There was a similar line of trees to the west which had to go when I extended the house some years ago. My brother-in-law and I cleared them, bringing down the telephone line and nearly causing a neighbourhood feud. We burned the felled trees in the back garden as we took them down; the smoke was so dense that I was completely unaware of the visit by my enraged neighbour and of his angry castigation of my poor, innocent brother-in-law.
This time, for various reasons, I have employed professionals and am hoping for an end to my nightmares. Imagine waking up in the early hours to a strange slithering sound which you cannot identify but your half-awake mind exaggerates into the worst of horrors. Realising that the sound was simply the brushing of the branches of those trees against the roof helped a little, but also reminded me that their roots were undermining the house itself.
I love trees and destroying them pains me, but these had passed the line. Twice, I discovered that they had blocked my storm drains. Their roots had broken into the pipes and extended five metres into the weepers! Finally, they managed to topple the retaining wall beside them thus sealing their fate. Sad, but there we are.
If he were still around, I think that John Fowles would be quite happy with their demise: too regular, unnatural. He remains one of my favourite authors and a man I would have liked to have met. Exploring the Undercliff near Lyme Regis recently reminded of him and it was there that I took this strange photo of my son Rafe and my friend Robert Twigger.
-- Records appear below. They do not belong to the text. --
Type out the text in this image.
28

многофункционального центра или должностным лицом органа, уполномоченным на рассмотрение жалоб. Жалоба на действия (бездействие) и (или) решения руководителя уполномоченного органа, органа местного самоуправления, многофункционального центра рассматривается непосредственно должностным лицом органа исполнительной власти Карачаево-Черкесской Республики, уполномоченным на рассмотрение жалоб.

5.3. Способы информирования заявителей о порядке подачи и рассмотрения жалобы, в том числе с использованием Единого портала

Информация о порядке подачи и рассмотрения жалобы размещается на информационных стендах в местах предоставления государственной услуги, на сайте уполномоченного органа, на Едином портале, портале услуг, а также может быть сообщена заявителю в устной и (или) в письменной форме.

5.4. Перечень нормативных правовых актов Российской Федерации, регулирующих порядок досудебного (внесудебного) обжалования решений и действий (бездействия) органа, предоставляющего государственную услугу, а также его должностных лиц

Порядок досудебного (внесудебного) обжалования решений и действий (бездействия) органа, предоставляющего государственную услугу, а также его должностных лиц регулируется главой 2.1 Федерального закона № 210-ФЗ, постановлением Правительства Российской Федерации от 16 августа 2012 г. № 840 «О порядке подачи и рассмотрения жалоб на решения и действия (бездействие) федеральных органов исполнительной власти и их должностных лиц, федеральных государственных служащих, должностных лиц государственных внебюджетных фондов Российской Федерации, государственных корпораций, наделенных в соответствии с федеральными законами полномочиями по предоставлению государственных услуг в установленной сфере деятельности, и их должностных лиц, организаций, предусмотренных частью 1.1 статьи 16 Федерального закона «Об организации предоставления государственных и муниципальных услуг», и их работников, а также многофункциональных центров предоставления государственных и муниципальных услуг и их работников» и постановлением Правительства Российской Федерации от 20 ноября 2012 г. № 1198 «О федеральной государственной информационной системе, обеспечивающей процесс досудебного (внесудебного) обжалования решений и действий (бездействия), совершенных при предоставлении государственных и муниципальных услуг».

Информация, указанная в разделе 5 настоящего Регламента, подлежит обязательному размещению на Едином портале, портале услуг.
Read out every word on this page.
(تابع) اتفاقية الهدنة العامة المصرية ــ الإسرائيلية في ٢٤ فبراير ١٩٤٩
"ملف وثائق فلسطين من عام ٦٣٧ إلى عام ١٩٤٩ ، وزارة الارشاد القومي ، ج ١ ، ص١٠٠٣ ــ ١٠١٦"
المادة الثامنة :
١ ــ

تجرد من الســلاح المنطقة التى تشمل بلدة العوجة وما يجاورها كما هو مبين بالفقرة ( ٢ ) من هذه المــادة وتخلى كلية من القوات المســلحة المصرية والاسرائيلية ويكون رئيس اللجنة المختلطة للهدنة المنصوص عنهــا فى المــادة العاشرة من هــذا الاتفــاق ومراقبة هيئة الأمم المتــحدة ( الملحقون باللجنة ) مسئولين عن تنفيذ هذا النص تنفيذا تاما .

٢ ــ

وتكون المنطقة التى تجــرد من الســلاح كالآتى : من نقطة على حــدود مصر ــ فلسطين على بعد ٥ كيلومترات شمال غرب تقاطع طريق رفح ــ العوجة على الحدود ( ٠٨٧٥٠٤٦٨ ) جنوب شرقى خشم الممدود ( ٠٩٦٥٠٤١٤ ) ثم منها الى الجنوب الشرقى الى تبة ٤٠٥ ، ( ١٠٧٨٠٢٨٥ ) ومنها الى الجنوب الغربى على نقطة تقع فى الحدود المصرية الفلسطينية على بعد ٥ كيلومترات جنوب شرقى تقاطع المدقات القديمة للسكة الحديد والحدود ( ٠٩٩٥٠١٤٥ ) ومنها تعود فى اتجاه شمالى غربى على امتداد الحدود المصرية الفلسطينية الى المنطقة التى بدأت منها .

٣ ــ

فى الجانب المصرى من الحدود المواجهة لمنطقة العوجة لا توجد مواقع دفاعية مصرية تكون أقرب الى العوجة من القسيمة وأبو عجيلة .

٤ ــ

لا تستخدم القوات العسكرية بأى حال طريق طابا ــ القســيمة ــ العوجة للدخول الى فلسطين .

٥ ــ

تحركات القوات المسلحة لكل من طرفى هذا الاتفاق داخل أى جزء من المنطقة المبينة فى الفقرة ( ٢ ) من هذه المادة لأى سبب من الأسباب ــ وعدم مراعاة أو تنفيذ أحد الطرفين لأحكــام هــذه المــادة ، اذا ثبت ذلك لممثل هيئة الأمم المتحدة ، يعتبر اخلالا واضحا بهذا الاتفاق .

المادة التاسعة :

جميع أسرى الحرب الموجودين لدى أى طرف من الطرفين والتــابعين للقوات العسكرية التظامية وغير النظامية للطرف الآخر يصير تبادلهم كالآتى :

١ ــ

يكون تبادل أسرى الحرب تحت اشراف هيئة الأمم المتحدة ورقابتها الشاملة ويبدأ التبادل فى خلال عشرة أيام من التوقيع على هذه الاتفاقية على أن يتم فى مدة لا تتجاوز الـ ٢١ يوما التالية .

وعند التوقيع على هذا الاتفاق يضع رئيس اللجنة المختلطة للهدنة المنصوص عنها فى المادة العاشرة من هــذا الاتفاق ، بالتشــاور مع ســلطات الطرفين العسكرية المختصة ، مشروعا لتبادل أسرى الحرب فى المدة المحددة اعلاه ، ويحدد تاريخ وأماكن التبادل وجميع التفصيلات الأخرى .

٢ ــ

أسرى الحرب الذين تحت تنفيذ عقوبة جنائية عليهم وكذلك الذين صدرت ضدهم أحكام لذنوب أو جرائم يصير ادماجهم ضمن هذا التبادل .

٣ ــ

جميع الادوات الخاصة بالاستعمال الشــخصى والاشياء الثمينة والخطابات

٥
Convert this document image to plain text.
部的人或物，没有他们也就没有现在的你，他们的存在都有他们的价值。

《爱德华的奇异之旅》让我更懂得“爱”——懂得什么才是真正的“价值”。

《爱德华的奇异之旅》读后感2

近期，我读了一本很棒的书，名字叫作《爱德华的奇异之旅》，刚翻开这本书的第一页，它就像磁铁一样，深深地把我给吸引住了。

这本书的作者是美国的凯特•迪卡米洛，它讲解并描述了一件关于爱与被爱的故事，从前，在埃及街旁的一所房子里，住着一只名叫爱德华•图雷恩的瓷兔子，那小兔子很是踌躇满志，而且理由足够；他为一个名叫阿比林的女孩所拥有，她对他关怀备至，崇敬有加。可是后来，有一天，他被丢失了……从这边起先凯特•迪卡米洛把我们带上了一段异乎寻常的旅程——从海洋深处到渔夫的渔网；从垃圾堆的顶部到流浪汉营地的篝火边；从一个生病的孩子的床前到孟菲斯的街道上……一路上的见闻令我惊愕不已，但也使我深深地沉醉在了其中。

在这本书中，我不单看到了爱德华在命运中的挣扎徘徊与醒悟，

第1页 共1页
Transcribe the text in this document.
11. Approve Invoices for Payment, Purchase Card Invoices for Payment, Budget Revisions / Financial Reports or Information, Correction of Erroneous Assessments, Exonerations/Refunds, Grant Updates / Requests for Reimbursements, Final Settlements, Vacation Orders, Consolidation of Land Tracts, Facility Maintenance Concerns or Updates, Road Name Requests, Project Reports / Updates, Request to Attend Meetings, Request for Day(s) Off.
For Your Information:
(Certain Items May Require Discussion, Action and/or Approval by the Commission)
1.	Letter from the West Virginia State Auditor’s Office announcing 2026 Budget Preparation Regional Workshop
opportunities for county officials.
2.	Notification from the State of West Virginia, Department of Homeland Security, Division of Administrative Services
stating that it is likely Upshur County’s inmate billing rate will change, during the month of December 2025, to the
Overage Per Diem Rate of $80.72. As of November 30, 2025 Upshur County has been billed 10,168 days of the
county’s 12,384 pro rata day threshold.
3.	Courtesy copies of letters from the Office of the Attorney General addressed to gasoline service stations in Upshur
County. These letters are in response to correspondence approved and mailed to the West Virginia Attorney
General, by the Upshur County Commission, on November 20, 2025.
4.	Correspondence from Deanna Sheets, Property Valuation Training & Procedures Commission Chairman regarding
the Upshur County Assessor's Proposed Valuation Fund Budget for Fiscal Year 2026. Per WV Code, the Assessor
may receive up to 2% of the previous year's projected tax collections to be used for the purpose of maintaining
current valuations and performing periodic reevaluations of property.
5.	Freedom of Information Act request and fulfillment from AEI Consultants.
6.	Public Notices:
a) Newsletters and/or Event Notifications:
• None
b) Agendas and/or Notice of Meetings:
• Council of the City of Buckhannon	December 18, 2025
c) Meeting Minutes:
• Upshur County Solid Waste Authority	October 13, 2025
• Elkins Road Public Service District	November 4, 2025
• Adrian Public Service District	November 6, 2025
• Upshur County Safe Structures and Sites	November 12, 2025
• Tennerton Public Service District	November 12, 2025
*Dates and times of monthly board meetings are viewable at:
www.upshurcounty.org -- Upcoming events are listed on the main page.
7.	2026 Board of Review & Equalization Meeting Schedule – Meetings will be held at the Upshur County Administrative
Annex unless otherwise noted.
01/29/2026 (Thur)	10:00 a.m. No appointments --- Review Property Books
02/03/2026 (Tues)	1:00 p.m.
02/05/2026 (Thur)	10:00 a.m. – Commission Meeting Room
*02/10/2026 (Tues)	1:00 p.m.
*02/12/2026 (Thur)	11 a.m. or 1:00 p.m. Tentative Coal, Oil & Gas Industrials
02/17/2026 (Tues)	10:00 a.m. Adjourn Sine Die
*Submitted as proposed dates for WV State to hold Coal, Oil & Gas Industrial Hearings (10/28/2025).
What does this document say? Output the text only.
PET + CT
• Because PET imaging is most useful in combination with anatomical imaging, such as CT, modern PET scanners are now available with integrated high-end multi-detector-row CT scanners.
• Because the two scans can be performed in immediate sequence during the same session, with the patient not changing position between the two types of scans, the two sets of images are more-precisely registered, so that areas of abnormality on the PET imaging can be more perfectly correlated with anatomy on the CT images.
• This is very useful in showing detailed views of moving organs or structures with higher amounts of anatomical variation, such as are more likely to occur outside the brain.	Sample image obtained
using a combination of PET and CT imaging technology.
Fowles loved the wildness of nature and you can easily imagine him puzzling over the events that produced the distorted wonder that the two men are sitting on: they look like leprechaun out to enjoy themselves. In The Tree, John Fowles tries to describe his philosophy which itself underscores his wonderful novels (French Lieutenant's Woman, The Magus, etc). He believed that science and learning fetter our ability to enjoy nature. In labelling, describing, cataloguing we bury the immense joy that can be felt in finding a new flower or shrub or forest. Nature is wild and by categorising it we box it in, we curtail it: He was not a fan of Linnaeus.
When I write novels, I have only the vaguest notions of plot and ending. This gives me great enjoyment. Locked within my own creation, I often cannot wait to get back to it and to see what happens next. Reading The Tree, I was humbled and pleased to learn that my favourite author wrote in the same way. I wonder if they encourage this in "creative writing" courses. Meanwhile, though I very rarely read a book twice, I might descend once more into Fowles' magical worlds by re-reading The Magus. That's if I can get it cheaply on Kindle; I do find it hard to read a "proper" book nowadays.